Curtis has challenged society — and Hollywood’s definition of aging. She is one of the few actresses her age (59) to embrace her gray hair and is a proponent of aging naturally. She recently said, "I want to be a new version of the 70-year-old woman. Vital, strong, very physical, very agile," adding, "I think the older I get, the more yoga I’m going to do."
The actress’s acceptance of aging hasn’t hurt her box office appeal. This month, the sequel to Curtis’ 1978 slasher classic (also called Halloween) earned $79 million in its opening weekend. As Curtis pointed out, this was not just the biggest grossing female-led horror film, it’s the biggest opening for a movie starring an actress over 55.

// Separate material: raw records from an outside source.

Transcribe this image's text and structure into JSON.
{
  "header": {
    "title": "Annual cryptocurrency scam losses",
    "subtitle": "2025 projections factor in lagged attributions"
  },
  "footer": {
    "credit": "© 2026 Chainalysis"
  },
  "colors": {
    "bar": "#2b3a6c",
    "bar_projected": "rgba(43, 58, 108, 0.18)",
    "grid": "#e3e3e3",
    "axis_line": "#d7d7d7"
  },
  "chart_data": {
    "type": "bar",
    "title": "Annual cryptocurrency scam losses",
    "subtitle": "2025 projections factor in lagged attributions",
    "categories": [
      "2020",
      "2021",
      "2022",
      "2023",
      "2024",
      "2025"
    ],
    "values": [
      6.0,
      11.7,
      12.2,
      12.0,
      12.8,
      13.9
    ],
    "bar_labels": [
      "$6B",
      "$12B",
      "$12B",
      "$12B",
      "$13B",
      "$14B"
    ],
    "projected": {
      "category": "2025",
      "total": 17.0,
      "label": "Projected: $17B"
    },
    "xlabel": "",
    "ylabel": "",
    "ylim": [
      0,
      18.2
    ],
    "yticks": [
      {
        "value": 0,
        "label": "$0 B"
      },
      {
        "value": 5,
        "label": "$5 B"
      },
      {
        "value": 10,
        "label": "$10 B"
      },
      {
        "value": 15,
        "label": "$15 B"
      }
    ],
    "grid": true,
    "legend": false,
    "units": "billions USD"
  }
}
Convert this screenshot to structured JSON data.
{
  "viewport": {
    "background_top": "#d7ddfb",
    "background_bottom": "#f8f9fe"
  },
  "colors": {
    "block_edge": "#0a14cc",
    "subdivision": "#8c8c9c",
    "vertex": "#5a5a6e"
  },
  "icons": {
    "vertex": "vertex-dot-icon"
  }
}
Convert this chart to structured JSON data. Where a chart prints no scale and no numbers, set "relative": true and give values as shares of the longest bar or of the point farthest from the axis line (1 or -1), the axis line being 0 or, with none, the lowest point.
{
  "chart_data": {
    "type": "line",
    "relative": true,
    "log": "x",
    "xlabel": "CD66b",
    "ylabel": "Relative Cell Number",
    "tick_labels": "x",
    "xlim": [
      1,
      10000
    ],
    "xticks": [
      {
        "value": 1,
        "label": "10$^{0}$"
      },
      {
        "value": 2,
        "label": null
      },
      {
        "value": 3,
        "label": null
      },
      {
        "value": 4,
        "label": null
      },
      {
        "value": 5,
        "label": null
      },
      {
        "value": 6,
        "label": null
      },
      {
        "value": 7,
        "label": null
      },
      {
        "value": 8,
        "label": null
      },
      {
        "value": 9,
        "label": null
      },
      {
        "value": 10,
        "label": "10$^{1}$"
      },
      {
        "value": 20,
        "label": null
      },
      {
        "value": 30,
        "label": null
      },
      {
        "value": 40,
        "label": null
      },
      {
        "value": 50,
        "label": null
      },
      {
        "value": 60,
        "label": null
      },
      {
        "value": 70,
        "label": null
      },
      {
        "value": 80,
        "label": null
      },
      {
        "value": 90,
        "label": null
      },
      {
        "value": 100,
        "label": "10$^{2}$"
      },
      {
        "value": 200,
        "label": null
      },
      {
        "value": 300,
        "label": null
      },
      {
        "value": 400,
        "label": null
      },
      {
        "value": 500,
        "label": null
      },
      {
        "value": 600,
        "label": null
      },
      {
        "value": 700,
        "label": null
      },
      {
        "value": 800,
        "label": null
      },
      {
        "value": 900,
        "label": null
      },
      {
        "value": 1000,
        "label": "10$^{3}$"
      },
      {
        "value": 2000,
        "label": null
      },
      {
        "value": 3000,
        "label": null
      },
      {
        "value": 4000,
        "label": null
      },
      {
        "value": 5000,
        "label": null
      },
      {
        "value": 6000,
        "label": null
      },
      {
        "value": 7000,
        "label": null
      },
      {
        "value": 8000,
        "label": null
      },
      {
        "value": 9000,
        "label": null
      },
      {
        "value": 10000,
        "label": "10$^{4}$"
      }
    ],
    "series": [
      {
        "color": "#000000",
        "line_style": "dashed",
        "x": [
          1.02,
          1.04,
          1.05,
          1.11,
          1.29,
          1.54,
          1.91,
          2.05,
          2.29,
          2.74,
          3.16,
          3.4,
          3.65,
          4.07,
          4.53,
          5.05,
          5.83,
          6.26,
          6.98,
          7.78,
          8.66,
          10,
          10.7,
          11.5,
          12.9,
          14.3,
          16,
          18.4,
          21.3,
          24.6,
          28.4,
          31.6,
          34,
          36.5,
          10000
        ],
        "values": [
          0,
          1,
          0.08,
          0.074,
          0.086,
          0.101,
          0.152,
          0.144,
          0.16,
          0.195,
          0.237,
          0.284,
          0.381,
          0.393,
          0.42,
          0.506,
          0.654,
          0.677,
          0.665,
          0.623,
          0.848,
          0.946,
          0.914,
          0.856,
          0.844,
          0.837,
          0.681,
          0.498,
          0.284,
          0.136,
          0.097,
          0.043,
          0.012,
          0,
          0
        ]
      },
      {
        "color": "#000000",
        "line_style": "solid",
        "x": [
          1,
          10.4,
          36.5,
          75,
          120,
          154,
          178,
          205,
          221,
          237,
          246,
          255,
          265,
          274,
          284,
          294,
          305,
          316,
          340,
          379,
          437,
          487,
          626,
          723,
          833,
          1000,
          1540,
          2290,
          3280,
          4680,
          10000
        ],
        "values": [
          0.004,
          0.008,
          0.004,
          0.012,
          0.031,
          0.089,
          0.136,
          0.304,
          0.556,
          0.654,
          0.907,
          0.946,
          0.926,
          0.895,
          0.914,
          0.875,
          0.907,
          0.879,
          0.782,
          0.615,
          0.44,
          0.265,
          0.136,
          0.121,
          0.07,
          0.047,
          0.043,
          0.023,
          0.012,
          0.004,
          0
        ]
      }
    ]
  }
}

Marketers take note. If marketing to women over 50 seems scarier than Michael Myers coming for you, here’s what you need to know:
They’re Not Afraid to Spend
Women over 50 account for 27 percent of all consumer spending — that’s 3 percent more than men of that age. Forbes has called women over 50"super consumers," because, with "over $15 trillion in purchasing power, they are the healthiest, wealthiest and most active generation in history.
Forbes cites data from the U.S. Government Consumer Expenditure Survey and Nielsen that shows 50-plus women are the largest demographic with incomes over $100,000; they control 95 percent of household purchasing decisions and 80 percent of luxury travel purchases. Some 75 percent of women this age say they’re willing to pay a bit extra for quality and convenience. A third are also willing to upgrade to a new car model even if their current one works "well enough." The same data shows that 82 percent of women in this demo are open to new brands.
Women Over 50 Feel Ignored By Advertisers
Younger consumers don’t have to look far to learn about new products since marketers are falling over themselves to reach that demographic. However, advertisers don’t pay a lot of attention to older consumers and "older" starts pretty young.
Nielsen estimates that less than 5 percent of advertising dollars are targeted to adults 35-64. The report states that most marketers write off consumers at age 49.
A report by Girlpower Marketing found that 53 percent of Boomer women felt overlooked by product advertising and marketing because of their age. The report also said that 68.3 percent of respondents said advertisers never or very rarely target their age group on a regular basis.
Marketers Are Ignoring Them
It’s no secret that advertisers are under-targeting women over 50. The question is why? One reason: Many advertisers still subscribe to outdated notions about the demo. "Older people are kind of written off by advertisers, as if these people are not important [and] don't buy anything," Dilip V. Jeste, Associate Dean for Healthy Aging and Senior Care at the University of California, San Diego, told AARP.
The best way to address such misconceptions is with data. Simply put, the world is getting older and women over 50 can expect decades of productive activity. If anything, marketers should be frightened if they’re ignoring a portion of the population their competitors are wooing. Savvy marketers such as AT&T and Chevy have realized that targeting consumers over 50 is a profitable opportunity.
Clearly, Hollywood has realized it, too. Halloween is just the latest franchise the entertainment industry has brought back to entice the over-50 female demo. Will & Grace and Murphy Brown are two others. Rather than ignore over-50 women, this Halloween, marketers need to realize their excuses are a missed opportunity in disguise.
Patricia Lippe Davis is the VP of marketing for AARP Media Sales.